The museum text introducing the Liaisons to the general public mentions ‘traces of a shared humanity […] that invite us to be in the presence of our humanity – in the museum’. There is something noble about this togetherness; it creates a sense of positivity and hope. Alle Menschen werden Brüder, something along those lines. The reality is less harmonious. Human nature is, after all, complex and full of inner contradictions. As Fernando Pessoa wrote in The Book of Disquiet: ‘In the vast colony of our being, there are people of many kinds, who think and feel in different ways.’ For the Portuguese poet, each individual is made up of different ‘selves’, a concept that he developed through his use of literary personas, which he called ‘heteronyms’, each made up of words that sound the same but mean something different. In Pessoa’s personas, there is an analogy with the nine heads of Liaisons, which may all have human physical features but refuse to be part of the same ‘family of man’, to paraphrase the title of a famous 1955 photographic exhibition. It is as if each of them is saying, ‘Count me out.’ In 1994, Marlene Dumas wrote, in ‘The Beginning of Love Stories and the End of Cultural Privacy’:

Identity

Don’t use the word identity in my presence.
For years a political system (in South Africa) insisted that what they’ve done, they’ve had to do to protect my identity.

Others

Yes, I am fascinated by the exotic, and the erotic and the barbaric and the heroic.
Yes. I am scared of Black people.
Yes I am scared of white people and dead people and sick people and especially those who say they like my work.

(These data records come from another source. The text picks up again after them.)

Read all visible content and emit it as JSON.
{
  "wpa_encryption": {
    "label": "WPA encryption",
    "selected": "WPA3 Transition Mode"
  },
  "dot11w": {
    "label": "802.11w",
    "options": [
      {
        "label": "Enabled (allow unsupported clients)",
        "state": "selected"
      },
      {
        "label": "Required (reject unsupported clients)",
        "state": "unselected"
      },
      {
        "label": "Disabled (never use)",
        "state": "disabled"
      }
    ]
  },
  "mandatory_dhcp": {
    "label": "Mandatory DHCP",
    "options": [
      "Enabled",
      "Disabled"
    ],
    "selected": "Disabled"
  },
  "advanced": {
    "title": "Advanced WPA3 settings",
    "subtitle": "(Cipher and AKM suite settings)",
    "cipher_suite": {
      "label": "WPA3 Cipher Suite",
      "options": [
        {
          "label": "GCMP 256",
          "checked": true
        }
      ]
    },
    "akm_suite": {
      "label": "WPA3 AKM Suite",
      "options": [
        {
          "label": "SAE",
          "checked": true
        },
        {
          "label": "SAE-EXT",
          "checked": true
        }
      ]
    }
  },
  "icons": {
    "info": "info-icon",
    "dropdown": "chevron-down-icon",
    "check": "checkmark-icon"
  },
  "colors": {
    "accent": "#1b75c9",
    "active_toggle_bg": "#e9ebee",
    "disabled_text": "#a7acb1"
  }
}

Not identifying with the group to which you belong: it is the choice of the misfit, the outlaw, the outsider, expressed with inimitable sarcasm and self-mockery by Groucho Marx: ‘I refuse to join any club that would have me as a member.’ It is also no coincidence that the title Liaisons brings to mind Les Liaisons dangereuses, the epistolary novel by Pierre Choderlos de Laclos, published in 1782 and filmed in 1988 as Dangerous Liaisons – a story about forbidden love, secret affairs and enthusiastic indulgence in transgressive behaviour among the French aristocracy at the time of the Ancien Régime.

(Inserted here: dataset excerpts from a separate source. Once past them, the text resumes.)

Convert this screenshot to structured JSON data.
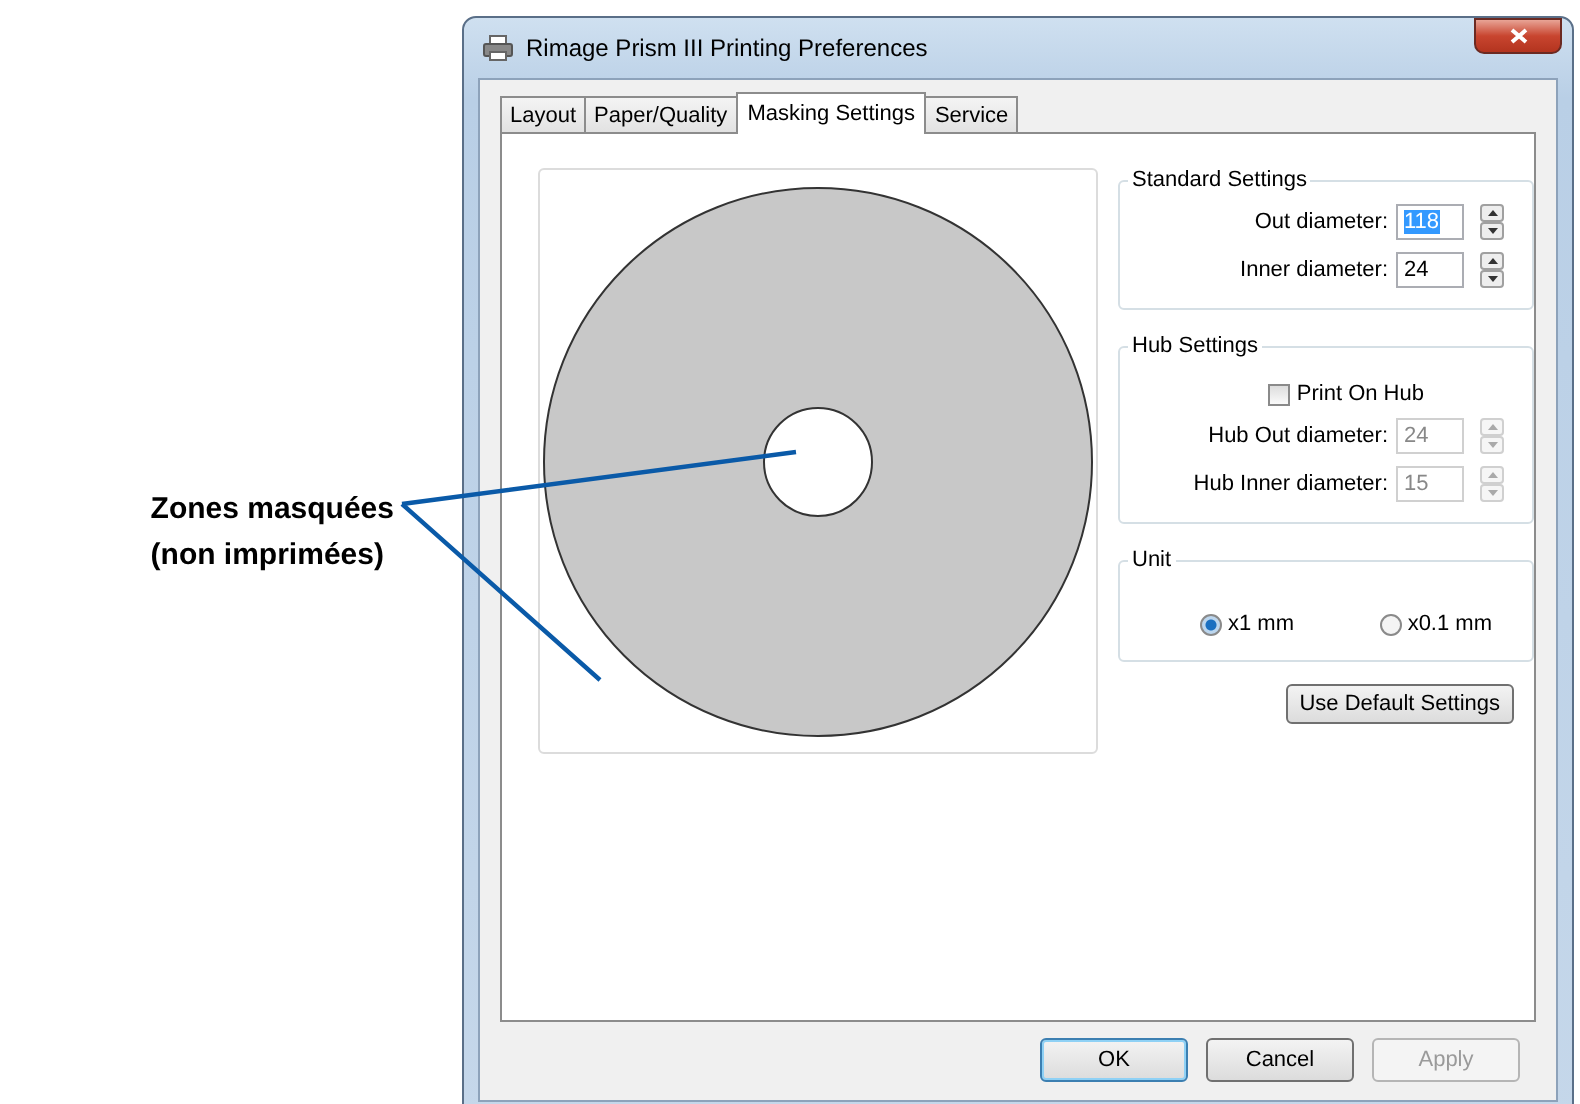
{
  "annotation": {
    "lines": [
      "Zones masquées",
      "(non imprimées)"
    ]
  },
  "window": {
    "title": "Rimage Prism III Printing Preferences"
  },
  "tabs": [
    {
      "label": "Layout",
      "selected": false
    },
    {
      "label": "Paper/Quality",
      "selected": false
    },
    {
      "label": "Masking Settings",
      "selected": true
    },
    {
      "label": "Service",
      "selected": false
    }
  ],
  "standard_settings": {
    "title": "Standard Settings",
    "fields": [
      {
        "label": "Out diameter:",
        "value": "118",
        "selected": true,
        "disabled": false
      },
      {
        "label": "Inner diameter:",
        "value": "24",
        "selected": false,
        "disabled": false
      }
    ]
  },
  "hub_settings": {
    "title": "Hub Settings",
    "checkbox": {
      "label": "Print On Hub",
      "checked": false
    },
    "fields": [
      {
        "label": "Hub Out diameter:",
        "value": "24",
        "selected": false,
        "disabled": true
      },
      {
        "label": "Hub Inner diameter:",
        "value": "15",
        "selected": false,
        "disabled": true
      }
    ]
  },
  "unit": {
    "title": "Unit",
    "options": [
      {
        "label": "x1 mm",
        "selected": true
      },
      {
        "label": "x0.1 mm",
        "selected": false
      }
    ]
  },
  "default_button": {
    "label": "Use Default Settings"
  },
  "buttons": [
    {
      "label": "OK",
      "kind": "default",
      "disabled": false
    },
    {
      "label": "Cancel",
      "kind": "normal",
      "disabled": false
    },
    {
      "label": "Apply",
      "kind": "normal",
      "disabled": true
    }
  ]
}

In Dumas’s new studio, there is a newspaper clipping lying around that absolutely fascinates the artist. The article is about Mamoudou Gassama, an illegal Malian migrant in France, who became famous throughout the country in 2018, when he rescued a four-year-old boy from a burning flat by scaling the wall of the building. The ‘African Spider-Man’, as the press named him, was rewarded for his heroic act with a residence permit. And so the ‘alien’ became one of ‘us’. Dumas, herself a migrant, is often asked if she is a descendant of the famous French writer Alexandre Dumas, whose battle cry, ‘All for one, and one for all!’ from The Three Musketeers (1844) is more familiar than is the fact that he was Black. Dumas knows all about society’s fickle appreciation of the stranger. Following the naturalisation of Mamoudou Gassama, other undocumented immigrants claimed French citizenship, on the grounds that they, too, had performed good deeds. But that was out of sight of the cameras.

Liaisons by Marlene Dumas can be seen at the Louvre, Rue du Rivoli, Paris, from December 2025.


This text was previously published as: Dominic van den Boogerd, “Les Liaisons dangereuses. Marlene Dumas in the Louvre,” De Witte Raaf, no. 235 (2025): 18–19.